Una centenaria primavera
El centenario de La consagración de la primavera nos lleva al último año de la llamada Belle Époque que acabó en 1914 con la primera guerra mundial. Aquella noche entusiasta, desconcertante, escandalosa, puso al público de París ante un fenómeno imprevisto: una obra de vanguardia, que miraba hacia el futuro del gusto musical, se basaba en una fiesta sacrificial de la prehistoria. Lo remoto y lo novísimo se daban en un mismo objeto estético. Muchos se lo perdieron. Esa velada, en efeco, André Messager dirigía la novena beethoveniana y Beethoven era todavía más conocido que Stravinski.
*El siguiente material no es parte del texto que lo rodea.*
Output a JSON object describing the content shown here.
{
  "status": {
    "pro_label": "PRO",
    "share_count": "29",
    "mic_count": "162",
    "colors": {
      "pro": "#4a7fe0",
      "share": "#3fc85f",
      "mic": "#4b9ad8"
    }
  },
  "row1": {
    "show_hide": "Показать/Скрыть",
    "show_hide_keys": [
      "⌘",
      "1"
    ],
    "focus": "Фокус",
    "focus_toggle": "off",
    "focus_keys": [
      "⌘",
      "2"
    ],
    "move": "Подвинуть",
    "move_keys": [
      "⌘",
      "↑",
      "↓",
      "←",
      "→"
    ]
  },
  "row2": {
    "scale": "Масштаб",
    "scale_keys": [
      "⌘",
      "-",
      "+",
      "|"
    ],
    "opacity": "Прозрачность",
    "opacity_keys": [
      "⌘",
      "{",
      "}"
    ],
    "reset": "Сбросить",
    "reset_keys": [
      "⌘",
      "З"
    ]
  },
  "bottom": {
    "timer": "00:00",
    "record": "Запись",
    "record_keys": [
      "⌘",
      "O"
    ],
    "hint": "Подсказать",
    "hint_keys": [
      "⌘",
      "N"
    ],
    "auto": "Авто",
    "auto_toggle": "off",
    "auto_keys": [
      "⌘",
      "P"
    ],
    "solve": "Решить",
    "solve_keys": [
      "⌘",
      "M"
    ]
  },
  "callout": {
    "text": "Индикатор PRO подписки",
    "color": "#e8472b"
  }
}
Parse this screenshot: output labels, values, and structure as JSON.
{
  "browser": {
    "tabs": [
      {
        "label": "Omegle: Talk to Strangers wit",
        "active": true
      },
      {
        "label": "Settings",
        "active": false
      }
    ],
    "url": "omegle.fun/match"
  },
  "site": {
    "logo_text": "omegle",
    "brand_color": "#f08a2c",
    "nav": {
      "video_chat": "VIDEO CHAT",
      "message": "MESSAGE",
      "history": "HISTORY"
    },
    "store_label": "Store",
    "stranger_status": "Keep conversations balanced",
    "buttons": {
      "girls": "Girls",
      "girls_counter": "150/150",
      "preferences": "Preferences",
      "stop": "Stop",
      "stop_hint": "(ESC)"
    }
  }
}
Una casualidad de esas que dan para pensar reunió a dos americanos en el estreno. La argentina Victoria Ocampo estaba en viaje de bodas y el mexicano José Vasconcelos, de propaganda revolucionaria. Argentina vivía la paz y la administración de sus años áureos. México, la guerra civil. Victora y José no se conocieron nunca. Todavía no eran las figuras intelectuales que luego habrían de ser. Pero cabe imaginar que viniendo de ese mundo nuevo donde había aún tantas huellas arcaicas, se conmovieran con la propuesta primaveral de Stravinski. América primaveral y Europa anciana podían compartir una misma emoción con dos direcciones porque la primera quedaría fuera de la terrible contienda que se avecinaba sin anunciarse para la otra. Simbólicamente, México era el extremo norteño de una América Latina cuyo extremo sureño era la Argentina. A la casualidad antes apuntada cabe sumar otra, también sugestiva. 1913 fue el año en que se puso de moda en París –esto significaba, entonces, en toda Europa– el tango de Buenos Aires.